A vida era monótona e as restrições eram maiores do que as impostas em outros locais onde os Romanov foram mantidos presos desde que o czar abdicou do poder, em fevereiro de 1917 — ainda que alguns guardas, jovens que viviam na região, tenham mantido uma relação amigável com a família, como o jovem Ivan Skorokhodov, detido tentando levar um bolo de aniversário para Maria.
Alguns bilhetes chegavam à família, pela mão de guardas amigos, prometendo que os Romanov seriam resgatados. Nenhuma operação de salvamento jamais foi colocada em prática, enquanto a imprensa ocidental anunciava, com frequência e incorretamente, que o czar teria sido assassinado.
Uma centena de cabeças
Por volta de 1h da manhã de 18 de julho, a família do czar foi acordada e orientada a se vestir às pressas, para descer ao porão. Ouviu que os soldados brancos, adversários dos comunistas e reforçados por soldados da Tchecoslováquia, estavam se aproximando da cidade, e era preciso descer ao porão — de fato, semanas depois, os bolcheviques perderiam o controle sobre Ecaterimburgo. Os Romanov não pareceram desconfiar de nada. Precisaram de 40 minutos para se arrumar e descer as escadas. O czar levou Alexei no colo.

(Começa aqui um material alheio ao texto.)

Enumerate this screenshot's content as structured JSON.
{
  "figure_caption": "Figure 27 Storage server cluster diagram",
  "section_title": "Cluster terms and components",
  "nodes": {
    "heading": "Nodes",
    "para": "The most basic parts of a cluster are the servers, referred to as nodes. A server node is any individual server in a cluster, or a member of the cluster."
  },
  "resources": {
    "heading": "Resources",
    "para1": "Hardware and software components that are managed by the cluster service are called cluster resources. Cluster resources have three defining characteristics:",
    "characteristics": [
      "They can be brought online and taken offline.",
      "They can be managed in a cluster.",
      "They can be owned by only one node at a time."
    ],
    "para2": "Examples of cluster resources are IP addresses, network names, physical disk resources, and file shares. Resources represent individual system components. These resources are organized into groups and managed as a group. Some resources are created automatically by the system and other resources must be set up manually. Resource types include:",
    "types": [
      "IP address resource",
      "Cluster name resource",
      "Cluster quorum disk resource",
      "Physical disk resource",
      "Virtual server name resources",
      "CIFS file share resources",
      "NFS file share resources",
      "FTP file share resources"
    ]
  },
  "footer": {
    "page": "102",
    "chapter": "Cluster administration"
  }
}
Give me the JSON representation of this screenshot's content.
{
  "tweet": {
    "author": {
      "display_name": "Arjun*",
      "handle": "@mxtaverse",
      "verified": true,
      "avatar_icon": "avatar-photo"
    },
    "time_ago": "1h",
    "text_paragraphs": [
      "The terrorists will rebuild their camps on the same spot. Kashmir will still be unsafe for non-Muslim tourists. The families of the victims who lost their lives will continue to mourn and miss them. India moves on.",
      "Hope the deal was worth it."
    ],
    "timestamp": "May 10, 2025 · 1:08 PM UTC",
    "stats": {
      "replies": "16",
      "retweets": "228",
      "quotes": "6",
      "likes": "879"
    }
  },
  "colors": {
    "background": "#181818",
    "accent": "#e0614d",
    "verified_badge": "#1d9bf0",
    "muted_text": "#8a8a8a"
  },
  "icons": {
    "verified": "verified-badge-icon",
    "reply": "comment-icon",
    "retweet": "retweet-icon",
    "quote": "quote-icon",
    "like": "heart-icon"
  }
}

Ao entrar no cômodo, notaram que ele estava vazio. A czarina então exigiu duas cadeiras, para si e o filho, no que foi atendida. Eles então foram orientados a se reunir diante da parede, para tirar uma foto — o pretexto era provar que eles estavam vivos. Não havia câmera alguma. Foi quando Yakov Yurovsky, de 30 anos, leu a declaração para o czar.
Tomado de surpresa pelo anúncio da pena de morte, Nicolau II pediu que a mensagem fosse repetida. Yurovsky, que havia passado nove anos de sua vida em prisões czaristas e se mostrava ansioso para finalmente executar a família real, releu a nota rapidamente e puxou sua arma.
Depois do incidente, os bolcheviques afirmariam apenas que o czar havia sido executado, sem mencionar a família, enquanto outros Romanov, detidos em outros locais do país, também eram caçados e assassinados.
Não há prova de que Vladimir Lênin, o líder supremo bolchevique naquele momento, tenha autorizado pessoalmente a morte. Mas, como informa Helen Rappaport em seu livro, “o mais provável é que a decisão tenha sido tomada verbalmente. Quando se tratava de ordenar qualquer medida draconiana, Lenin era um covarde”, escreveu.
“Lenin sempre viu a Casa Romanov como uma inimiga de um tipo muito particular, uma ‘imundície monarquista’”, prossegue a autora. “A revolução na Rússia, de acordo com Lenin, exigia que fossem cortadas ‘uma centena de cabeças Romanov’”. Afinal, “Lenin sempre era a favor de medidas draconianas; ele nunca pensava em termos individuais, só em termos mais amplos – classes inteiras e grupos”.